Les voyageurs sont les premiers bénéficiaires de l’ouverture du marché
Le chercheur tient cependant à ajouter : "À coût public constant, quand il est possible de faire des économies, de gagner en efficacité, ce n’est pas tellement les tarifs qu’on va baisser, mais c’est le service qui va augmenter". Et il s’appuie sur une étude récente (2026) de l’Autorité française de régulation des transports pour avancer ce constat. "Les voyageurs sont les premiers bénéficiaires de l’ouverture du marché. Les résultats d’ores et déjà observés font apparaître une augmentation de l’offre, une amélioration de la qualité de service et une pression concurrentielle favorable à la maîtrise des prix", peut-on lire dans cette étude.

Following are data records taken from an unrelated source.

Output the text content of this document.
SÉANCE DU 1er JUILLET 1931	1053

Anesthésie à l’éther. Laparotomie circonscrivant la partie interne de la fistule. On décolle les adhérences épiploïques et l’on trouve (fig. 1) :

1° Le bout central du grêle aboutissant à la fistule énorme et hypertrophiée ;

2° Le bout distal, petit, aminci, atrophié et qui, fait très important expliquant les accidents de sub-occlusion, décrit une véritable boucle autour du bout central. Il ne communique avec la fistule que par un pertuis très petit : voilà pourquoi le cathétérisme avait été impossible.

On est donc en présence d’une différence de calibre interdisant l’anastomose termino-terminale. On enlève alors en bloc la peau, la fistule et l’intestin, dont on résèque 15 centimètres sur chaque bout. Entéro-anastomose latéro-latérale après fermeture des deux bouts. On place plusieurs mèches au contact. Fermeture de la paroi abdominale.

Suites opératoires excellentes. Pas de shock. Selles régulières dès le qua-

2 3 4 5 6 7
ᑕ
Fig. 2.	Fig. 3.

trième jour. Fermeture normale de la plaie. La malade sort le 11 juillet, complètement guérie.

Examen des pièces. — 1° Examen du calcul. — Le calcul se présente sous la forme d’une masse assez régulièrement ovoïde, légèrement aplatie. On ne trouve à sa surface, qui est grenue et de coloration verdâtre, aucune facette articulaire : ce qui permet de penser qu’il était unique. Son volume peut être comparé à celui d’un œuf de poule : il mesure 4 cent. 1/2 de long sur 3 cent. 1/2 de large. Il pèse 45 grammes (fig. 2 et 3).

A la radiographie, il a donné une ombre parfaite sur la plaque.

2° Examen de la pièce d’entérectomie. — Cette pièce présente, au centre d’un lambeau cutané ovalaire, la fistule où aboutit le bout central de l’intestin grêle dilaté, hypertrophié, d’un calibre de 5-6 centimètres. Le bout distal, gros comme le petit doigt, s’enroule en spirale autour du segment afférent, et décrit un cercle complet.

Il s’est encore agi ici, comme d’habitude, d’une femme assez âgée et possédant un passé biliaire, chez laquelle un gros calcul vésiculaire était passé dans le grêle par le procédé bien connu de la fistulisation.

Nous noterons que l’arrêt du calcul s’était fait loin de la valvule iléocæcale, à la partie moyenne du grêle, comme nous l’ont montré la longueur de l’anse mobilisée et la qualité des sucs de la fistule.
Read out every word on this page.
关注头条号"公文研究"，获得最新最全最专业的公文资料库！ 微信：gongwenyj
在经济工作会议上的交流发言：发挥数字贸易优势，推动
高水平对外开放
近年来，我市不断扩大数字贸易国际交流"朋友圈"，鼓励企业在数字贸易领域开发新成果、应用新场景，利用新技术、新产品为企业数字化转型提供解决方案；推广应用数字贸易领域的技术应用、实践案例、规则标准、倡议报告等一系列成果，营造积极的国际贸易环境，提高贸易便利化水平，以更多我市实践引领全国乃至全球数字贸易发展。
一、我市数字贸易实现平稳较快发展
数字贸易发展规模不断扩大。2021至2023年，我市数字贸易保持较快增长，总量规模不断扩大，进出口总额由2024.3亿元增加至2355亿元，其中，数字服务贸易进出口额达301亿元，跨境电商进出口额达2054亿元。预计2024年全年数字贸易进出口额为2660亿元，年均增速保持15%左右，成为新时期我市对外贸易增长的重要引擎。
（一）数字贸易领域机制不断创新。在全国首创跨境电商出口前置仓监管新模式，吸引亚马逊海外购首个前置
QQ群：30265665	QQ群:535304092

Une harmonisation des règles sociales entre la SNCB et ses concurrents est donc nécessaire
Autrement dit, selon l'expert, il est possible que l’ouverture à la concurrence force les opérateurs de transport à améliorer le service et à être plus efficace. Mais cette efficience ne doit pas se faire au détriment du personnel, prévient-il : "Quant aux conditions de travail des cheminots, le risque est grand que les potentiels gains de productivité liés à la concurrence se fassent sur leur dos plutôt que sur l’organisation du transport. Une harmonisation des règles sociales entre la SNCB et ses concurrents est donc nécessaire, probablement par la création d’une commission paritaire pour le secteur ferroviaire."